В 1945 году мы, актеры, получили бронь, то есть были освобождены от прохождения службы в армии. Когда я после моих странствий по Жямайтии и неудавшейся попытки уехать на Запад вернулся в Паневежис, оказалось, что жить мне негде. Моим пристанищем стал театр. Здесь я учился профессии, работал и жил, поселившись в грим-уборной. Там были какие-то лавочки, бутафор дал что-то постелить. Вот я и жил как бомж, не помню, имелось ли у меня даже полотенце и мыло. Однако, несмотря ни на что, мне было хорошо. По ночам я учился музыке. Мог играть на пианино: мне не мешали, и я никому не мешал. Так прошло около месяца, пока работавшая в бухгалтерии женщина — то ли бухгалтер, то ли счетовод — Мисюнене не предложила мне поселиться у нее в доме. Ее муж убежал на Запад, и квартира была пуста. Так я переехал в двухэтажный деревянный дом на улице с романтичным названием Лиепу-аллея — Липовая аллея. На кухне мне поставили кушетку, где я и спал. Прожил так несколько лет — до 1948 года, до моей женитьбы.

Жил я от театра далековато, а время было неспокойное: свирепствовали бандиты — демобилизованные солдаты советской армии. Когда война закончилась, кто-то вернулся домой, кто-то обосновался на новом месте. И в Паневежисе осталось немало демобилизованных солдат и офицеров. Одни нашли работу, но были и такие, которые по ночам разбойничали — нападали на людей на улицах, грабили, насиловали, иногда и убивали. А уж раздевали частенько — то пальто отнимут, то обувь снимут или шапку. Вечерами мы обычно по одному не ходили — только группами. Я же носил с собой маленькую штангу: если нападут — будет чем защищаться. Не пришлось — Бог миловал. Кстати, надо сказать, власти отреагировали мгновенно — теперь бы так. Бандитов расстреливали без суда или после суда и уничтожили их, как тараканов, очень быстро — за год или за два.
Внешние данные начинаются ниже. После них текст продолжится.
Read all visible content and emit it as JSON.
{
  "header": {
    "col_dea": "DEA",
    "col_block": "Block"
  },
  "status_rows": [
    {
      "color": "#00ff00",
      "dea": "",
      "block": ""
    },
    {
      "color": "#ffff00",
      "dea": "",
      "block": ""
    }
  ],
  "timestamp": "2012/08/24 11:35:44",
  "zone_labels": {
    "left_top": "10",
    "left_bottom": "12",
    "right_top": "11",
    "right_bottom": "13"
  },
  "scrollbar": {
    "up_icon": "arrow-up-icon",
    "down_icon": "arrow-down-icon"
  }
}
Шел 1946 год. Я в то время понял: что бы там ни было, а мне нужен аттестат зрелости. Свидетельство об окончании школы керамики — хорошо, но необходимо что-то более серьезное. Надо закончить гимназию. Мое решение Мильтинису показалось подозрительным. Очевидно, он решил, что у меня какие-то планы на будущее и я собираюсь куда-нибудь устроиться. Но раз я так решил, то, значит, сказано — сделано! Я пошел к директору гимназии для взрослых, находившейся на улице Укмяргес, и сказал: «Хочу закончить восемь классов». (В то время гимназии еще были восьмилетние. Потом стали десятилетками и средними школами с одиннадцатилетним обучением.) Показал директору свое свидетельство об окончании школы керамики. Он от этого в восторг не пришел и предупредил меня: «Со свидетельством ремесленного училища принять тебя без вступительных экзаменов не могу — придется сдавать». Я сдал экзамены очень хорошо. Не знаю, по закону или в виде исключения, но меня приняли в седьмой, предпоследний класс. Я был прилежным учеником, и, зная, что мы будем изучать на следующем уроке, я готовился заранее, чтобы не получать упреков. Семь классов закончил с отличными баллами. Еще через год, весной 1948 года, я должен был получить аттестат зрелости, но… Как назло, именно во время выпускных экзаменов начались наши первые гастроли в столице, в Вильнюсе. Мильтинис никак не мог отпустить меня — я был занят и в «Жизни в цитадели», и в «Русском вопросе». Обратился в Министерство просвещения с просьбой, чтобы разрешили отложить экзамены на осень. Не разрешили, и я остался без аттестата.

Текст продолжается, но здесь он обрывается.